Events, stores, and read models¶
What it is: the persistence model that records run events and derives projections such as run results, benchmark results, timeline views, and trace views.
When it matters: whenever you resume a run, export a report, or inspect artifacts after the original process exits.
What you provide: a store backend and any store-specific configuration.
What Themis provides: event emission, projection refresh, resume support, and reporting helpers.
This diagram shows the write side and read side as separate but connected concerns.
flowchart LR
A["Execution stages"] --> B["Run events"]
B --> C["RunStore backend"]
C --> D["Projection refresh"]
D --> E["run_result"]
D --> F["benchmark_result"]
D --> G["trace_view / timeline"]
The store preserves what happened, and the read models turn that durable event history into faster inspection surfaces.
stage caches are keyed by stage inputs, not by run_id.
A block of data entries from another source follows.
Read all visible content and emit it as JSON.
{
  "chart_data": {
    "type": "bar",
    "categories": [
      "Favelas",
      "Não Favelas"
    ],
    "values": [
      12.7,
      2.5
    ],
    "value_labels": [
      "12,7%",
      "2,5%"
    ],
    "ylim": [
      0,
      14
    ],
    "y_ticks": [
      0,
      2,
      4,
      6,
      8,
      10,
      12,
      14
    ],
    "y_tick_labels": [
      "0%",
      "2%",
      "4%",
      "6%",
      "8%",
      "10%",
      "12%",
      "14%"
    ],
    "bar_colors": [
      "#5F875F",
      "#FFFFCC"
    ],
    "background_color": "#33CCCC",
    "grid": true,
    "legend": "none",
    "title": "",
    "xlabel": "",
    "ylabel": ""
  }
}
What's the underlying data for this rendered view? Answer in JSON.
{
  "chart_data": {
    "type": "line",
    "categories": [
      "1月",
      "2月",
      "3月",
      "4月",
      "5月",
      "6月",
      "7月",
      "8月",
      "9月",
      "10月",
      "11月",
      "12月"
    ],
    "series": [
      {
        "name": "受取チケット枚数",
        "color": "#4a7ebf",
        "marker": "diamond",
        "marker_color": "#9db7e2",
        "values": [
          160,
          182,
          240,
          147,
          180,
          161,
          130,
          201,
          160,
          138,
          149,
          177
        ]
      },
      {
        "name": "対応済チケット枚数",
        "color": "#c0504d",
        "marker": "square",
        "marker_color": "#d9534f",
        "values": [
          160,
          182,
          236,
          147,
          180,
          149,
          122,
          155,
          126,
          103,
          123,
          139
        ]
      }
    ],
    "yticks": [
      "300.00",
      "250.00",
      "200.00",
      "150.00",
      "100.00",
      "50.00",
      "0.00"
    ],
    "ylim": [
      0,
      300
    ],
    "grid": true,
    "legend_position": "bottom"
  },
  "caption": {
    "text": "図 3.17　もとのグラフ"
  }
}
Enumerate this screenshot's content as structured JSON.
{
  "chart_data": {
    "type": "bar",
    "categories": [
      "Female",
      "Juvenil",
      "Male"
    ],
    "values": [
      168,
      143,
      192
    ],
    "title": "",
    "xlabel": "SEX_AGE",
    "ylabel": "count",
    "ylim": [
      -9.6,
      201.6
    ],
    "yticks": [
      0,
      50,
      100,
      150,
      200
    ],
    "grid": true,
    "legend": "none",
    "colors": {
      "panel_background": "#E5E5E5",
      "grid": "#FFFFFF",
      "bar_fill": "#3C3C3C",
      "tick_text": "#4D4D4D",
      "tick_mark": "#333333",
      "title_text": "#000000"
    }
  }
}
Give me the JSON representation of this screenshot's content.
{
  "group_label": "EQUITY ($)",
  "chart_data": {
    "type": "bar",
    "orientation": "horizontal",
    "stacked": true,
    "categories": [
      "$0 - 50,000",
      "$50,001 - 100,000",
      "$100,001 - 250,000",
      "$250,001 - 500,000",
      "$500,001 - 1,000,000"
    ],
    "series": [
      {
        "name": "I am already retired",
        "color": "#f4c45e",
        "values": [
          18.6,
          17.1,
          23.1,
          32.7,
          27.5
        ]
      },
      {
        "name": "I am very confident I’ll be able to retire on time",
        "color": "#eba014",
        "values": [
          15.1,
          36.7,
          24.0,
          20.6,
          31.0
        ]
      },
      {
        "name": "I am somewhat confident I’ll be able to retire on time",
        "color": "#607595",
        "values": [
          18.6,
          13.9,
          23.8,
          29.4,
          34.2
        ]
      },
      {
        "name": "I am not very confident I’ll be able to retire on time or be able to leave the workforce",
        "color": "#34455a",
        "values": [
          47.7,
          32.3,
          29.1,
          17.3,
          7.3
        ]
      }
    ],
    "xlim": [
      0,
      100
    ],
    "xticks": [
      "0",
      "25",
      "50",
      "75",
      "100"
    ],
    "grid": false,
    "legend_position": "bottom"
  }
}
A generation cache key follows the generation inputs, a parse cache key follows the reduced candidate plus parser, and so on.
Persistent stores are required for cross-run cache reuse. InMemoryRunStore keeps only the in-process event history and does not provide cross-run stage cache behavior.
Imported stage artifacts are written back as normal persisted events, so the write side and read side do not need a separate import-only path.
What to inspect when it goes wrong: raw stored runs first, then derived projections such as run_result, benchmark_result, and trace_view.